Life at the Royal Ballet バレエの細道 - 蔵 健太

第13回 手術

19 May 2011 vol.1301

手術手術前、医者に左右間違わないように印を付けられた足(写真左)と、手術直後の様子(同右)

あれは、2月に行われた「不思議の国のアリス」のステージ・リハの最中に起きた。

ジャンプの着地の瞬間に右膝に鋭く熱い刺激が走ったときには、もう遅かったのかもしれない。妙な違和感を膝の内側に覚えながらリハを続けたが、その日のすべての演技が終わった頃には、上手く膝に力が入らなくなっ ていた。


ロイヤル・オペラ・ハウスでの年間公演数が平均140回ある「ロイヤル・バレエ・ダンサー」にとって、怪我をすることは避けられない。自分も捻挫、肉離れなど小さな怪我をすることは多々あるので、今回も少し休めば治っていくだろうと軽く考えていた。

当初は、リハーサルのときに痛みを感じることは多少あったものの、公演本番中で大きな痛みを感じることはほとんどなく、体内に走るアドレナリンの助けもあって、演技には何の支障もなかった。しかし周りのダンサー 陣も怪我による公演離脱をしていく中、代役としての出番も増え続け、休みを取ることが難しくなってきていた。それに平行して右膝の痛みは徐々にひどくなっていき、一日に服用する痛み止めの量も増えていった。

1週間経った頃はまだきちんと曲がっていた膝も、2週間後には曲げ伸ばしをするのにも痛みを感じるようになり、3週間後には膝を曲げるのが怖くなるくらい痛くなってきていた。そして4週間が経つ頃に「白鳥の湖」一幕よりパ・ド・トロワを踊っていたときのこと。演技終了間際のコーダ(フィナーレ)でのジャンプをする際に、本来ならば伸ばさなければいけない膝が急にロックされ、動かなくなってしまった。 公演後にバレエ団のフィジオセラピストに説明したところ、すぐに専門医による精密検査を受けるよう、勧められた。

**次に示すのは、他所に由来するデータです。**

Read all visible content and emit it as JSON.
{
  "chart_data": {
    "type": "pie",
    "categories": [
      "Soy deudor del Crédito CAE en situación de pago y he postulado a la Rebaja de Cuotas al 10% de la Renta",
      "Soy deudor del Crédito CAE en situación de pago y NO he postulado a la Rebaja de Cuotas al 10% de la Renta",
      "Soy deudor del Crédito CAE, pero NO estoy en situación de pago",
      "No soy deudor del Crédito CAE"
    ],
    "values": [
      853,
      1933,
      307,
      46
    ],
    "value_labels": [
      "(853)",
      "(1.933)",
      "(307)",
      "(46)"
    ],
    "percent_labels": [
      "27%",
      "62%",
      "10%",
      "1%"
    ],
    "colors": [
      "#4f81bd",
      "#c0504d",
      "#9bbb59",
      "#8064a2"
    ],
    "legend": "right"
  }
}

実は自分は大の医者嫌い。別にこれと言って彼らに何の恨みもないのだが、レントゲンやスキャンを取っては自分の体の中を見られ、やいのやいの言われるのがなぜかどうしても耐えられない。それに医者に会いに行くという時点で体に悪い部分があるのが分かっているので、人からあれこれ言われるよりも、できれば自分の力で治したいという気持ちも強い。しかし、舞台での演技にこれ以上差し支えがあっても困るので、そんなことは言っていられない。すぐにMRI スキャンを取り、膝の専門医2人と会った。

診断結果は「右膝関節半月板損傷」。簡単に言うと、膝のお皿の膜が裂けていて、「膝関節内視鏡手術」を行わなければいけないことになった。専門医は、このままの状態で放っておくと、傷ついた部分が膝の軟骨にまで 届き、ダンサー生命も危なくなると説明すると同時に、今ならば簡単な手術を行えば約2カ月で舞台復帰ができると鼻息荒く自信をもって語っていた。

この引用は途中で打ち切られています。